1) With some key data being fake, and the failure of aducanumab to cure AD, maybe people are more ready for a new hypothesis now.

2) Key data being fake lowers the standards for contribution being socially acceptable. If you publish some amateurish thoughts on physics, you're a crackpot and people think less of you. On the other hand, if you publish some amateurish thoughts on economics, they're probably not any worse than things published in the New York Times. Well, even if someone is a crackpot, that's still better than publishing papers based on completely fake data, right?

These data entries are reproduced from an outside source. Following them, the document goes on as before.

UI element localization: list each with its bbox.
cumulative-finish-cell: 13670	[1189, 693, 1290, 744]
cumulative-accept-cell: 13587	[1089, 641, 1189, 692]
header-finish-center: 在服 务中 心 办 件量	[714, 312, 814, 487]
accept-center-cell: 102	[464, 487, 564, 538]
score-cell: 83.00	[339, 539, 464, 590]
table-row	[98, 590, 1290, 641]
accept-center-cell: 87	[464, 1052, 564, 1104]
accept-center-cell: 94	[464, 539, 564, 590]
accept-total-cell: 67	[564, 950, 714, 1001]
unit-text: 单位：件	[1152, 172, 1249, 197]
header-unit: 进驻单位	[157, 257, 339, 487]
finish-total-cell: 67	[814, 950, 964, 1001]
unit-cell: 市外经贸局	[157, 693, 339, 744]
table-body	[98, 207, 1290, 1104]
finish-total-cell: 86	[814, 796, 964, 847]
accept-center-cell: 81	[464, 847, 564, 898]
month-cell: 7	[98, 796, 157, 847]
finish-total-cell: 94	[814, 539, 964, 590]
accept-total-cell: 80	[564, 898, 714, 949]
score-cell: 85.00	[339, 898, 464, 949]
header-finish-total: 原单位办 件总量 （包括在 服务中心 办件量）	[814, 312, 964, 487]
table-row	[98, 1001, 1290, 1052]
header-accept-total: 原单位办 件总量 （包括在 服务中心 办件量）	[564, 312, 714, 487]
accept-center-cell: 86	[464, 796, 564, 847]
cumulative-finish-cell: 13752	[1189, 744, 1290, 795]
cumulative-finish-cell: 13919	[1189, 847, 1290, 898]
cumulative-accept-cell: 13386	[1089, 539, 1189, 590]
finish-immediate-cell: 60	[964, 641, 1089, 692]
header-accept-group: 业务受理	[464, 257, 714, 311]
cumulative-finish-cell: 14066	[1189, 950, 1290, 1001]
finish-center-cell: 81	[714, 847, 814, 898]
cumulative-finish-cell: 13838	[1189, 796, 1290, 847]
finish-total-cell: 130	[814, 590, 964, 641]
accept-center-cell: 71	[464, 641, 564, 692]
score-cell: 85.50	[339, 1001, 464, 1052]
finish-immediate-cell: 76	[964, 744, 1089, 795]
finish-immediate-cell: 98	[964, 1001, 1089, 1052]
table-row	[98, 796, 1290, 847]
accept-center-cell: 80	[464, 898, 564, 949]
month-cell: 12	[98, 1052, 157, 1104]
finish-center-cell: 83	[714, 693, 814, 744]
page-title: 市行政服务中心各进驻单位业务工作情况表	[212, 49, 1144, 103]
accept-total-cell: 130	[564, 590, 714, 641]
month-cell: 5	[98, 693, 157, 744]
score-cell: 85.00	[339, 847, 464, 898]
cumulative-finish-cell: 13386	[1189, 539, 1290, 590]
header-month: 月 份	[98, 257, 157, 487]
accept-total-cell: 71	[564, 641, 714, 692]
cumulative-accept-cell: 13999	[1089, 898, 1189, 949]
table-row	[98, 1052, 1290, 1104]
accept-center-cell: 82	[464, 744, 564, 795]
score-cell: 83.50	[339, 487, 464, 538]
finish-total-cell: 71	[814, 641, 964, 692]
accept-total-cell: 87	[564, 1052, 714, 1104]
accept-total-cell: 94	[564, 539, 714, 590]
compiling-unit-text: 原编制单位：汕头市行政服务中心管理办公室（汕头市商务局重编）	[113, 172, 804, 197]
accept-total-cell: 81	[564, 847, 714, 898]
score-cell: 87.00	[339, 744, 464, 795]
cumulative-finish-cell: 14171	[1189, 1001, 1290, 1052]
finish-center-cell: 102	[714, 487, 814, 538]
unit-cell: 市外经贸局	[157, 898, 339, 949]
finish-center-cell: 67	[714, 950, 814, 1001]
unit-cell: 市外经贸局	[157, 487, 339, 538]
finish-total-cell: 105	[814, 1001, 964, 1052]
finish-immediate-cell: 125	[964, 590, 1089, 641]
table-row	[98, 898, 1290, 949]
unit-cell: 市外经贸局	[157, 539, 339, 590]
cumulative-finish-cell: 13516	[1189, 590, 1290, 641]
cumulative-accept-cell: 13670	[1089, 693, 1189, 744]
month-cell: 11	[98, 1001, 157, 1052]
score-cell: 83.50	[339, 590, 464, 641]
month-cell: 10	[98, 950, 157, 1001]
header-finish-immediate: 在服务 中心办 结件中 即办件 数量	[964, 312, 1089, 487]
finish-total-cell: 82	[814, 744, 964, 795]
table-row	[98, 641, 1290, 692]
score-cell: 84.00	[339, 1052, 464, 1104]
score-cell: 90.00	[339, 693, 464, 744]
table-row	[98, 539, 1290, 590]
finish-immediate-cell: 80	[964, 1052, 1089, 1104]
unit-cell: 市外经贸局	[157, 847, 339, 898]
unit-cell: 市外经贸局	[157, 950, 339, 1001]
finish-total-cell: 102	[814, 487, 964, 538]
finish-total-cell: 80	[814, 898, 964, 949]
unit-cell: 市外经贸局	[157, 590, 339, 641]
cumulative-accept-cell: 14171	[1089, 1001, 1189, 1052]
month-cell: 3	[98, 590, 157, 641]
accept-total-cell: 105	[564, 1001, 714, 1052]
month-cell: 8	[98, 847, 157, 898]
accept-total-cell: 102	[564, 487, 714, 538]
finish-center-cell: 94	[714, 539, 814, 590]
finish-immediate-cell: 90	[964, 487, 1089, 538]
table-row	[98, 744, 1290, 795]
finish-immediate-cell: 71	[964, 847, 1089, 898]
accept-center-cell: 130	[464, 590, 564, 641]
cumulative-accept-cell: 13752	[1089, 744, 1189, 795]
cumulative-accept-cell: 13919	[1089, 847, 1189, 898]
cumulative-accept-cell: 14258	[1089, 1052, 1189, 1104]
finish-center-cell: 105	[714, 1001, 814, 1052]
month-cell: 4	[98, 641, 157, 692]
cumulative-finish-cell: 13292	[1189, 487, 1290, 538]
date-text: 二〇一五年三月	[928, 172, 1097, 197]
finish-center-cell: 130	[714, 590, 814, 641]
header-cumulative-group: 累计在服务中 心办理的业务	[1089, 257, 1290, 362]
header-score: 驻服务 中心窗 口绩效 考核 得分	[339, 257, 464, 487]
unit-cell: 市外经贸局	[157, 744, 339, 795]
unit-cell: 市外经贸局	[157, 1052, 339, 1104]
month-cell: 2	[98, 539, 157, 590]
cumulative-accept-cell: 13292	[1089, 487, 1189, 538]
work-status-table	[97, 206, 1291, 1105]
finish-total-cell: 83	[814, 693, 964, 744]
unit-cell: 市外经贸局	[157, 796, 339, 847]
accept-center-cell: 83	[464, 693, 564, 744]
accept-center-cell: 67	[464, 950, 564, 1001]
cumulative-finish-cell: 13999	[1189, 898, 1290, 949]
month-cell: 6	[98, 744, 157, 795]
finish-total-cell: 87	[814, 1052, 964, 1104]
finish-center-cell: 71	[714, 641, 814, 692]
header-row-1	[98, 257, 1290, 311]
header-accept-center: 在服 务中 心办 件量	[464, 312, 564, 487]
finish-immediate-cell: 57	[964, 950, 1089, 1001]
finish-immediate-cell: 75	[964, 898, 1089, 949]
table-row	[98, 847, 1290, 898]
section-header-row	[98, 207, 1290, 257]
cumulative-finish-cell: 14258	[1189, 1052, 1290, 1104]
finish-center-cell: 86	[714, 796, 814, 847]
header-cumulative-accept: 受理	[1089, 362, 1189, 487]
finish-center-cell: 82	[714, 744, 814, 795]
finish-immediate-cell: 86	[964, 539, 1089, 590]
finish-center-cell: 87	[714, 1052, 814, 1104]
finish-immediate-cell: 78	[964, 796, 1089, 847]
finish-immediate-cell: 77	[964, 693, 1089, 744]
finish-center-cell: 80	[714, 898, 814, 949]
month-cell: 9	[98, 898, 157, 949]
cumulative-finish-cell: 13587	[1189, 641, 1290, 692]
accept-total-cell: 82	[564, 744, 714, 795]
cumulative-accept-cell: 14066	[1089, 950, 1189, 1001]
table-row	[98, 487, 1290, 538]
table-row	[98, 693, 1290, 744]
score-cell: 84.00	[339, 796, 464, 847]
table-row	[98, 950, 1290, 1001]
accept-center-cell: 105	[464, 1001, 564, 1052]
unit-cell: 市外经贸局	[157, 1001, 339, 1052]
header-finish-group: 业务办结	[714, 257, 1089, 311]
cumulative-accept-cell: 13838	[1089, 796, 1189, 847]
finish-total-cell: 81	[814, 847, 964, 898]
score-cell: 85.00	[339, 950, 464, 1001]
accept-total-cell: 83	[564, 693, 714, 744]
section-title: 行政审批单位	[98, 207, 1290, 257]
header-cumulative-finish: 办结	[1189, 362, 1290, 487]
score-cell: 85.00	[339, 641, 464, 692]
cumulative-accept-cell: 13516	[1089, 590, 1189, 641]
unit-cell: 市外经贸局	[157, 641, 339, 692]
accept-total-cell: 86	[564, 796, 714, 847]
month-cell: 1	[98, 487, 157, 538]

3) I wanted to leave open the option of someone more prestigous than myself taking most of the credit for developing this hypothesis. At this point, I don't see much reason to do that.

 

 

The main response I got from people involved in AD research, including a professor and a director at a research institute, was basically, "This is an interesting idea, but what do you expect me to do with it?"

How is it possible that principal investigators wouldn't be able to do anything to pursue an alternative hypothesis? Grants, paper acceptance, and citation counts are all determined by community consensus. Also, any alternative hypothesis too far from the standard one risks diverting funding and prestige from the current standard one, which many researchers will have specialized in and built a career on. Even a tenured professor trying to do something too new on their own will generally lead to them not getting grants or publications in good journals. So, current institutional incentives tend to lead to ossification of research communities, such that switching to a new core hypothesis often requires that the existing community die and a new one be made.

 

 

 

disclaimer

 

I'm not a doctor or a professor of medicine.

 

 

I wrote above that:

- I-compounds are more likely to modify DNA on open chromatin regions, where DNA isn't protected by its packing.
- Transcription factor binding sites are more likely to be in open chromatin regions.

 

Usually, people are taught that sort of thing. In my case, I understood chemistry well enough for that to seem obvious, searched for the standard terms needed to find papers on that topic, and found some papers confirming my view. This is an unusual basis for knowledge, so I may have some insights that most experts don't, but for the same reasons, I might be lacking some community knowledge they have.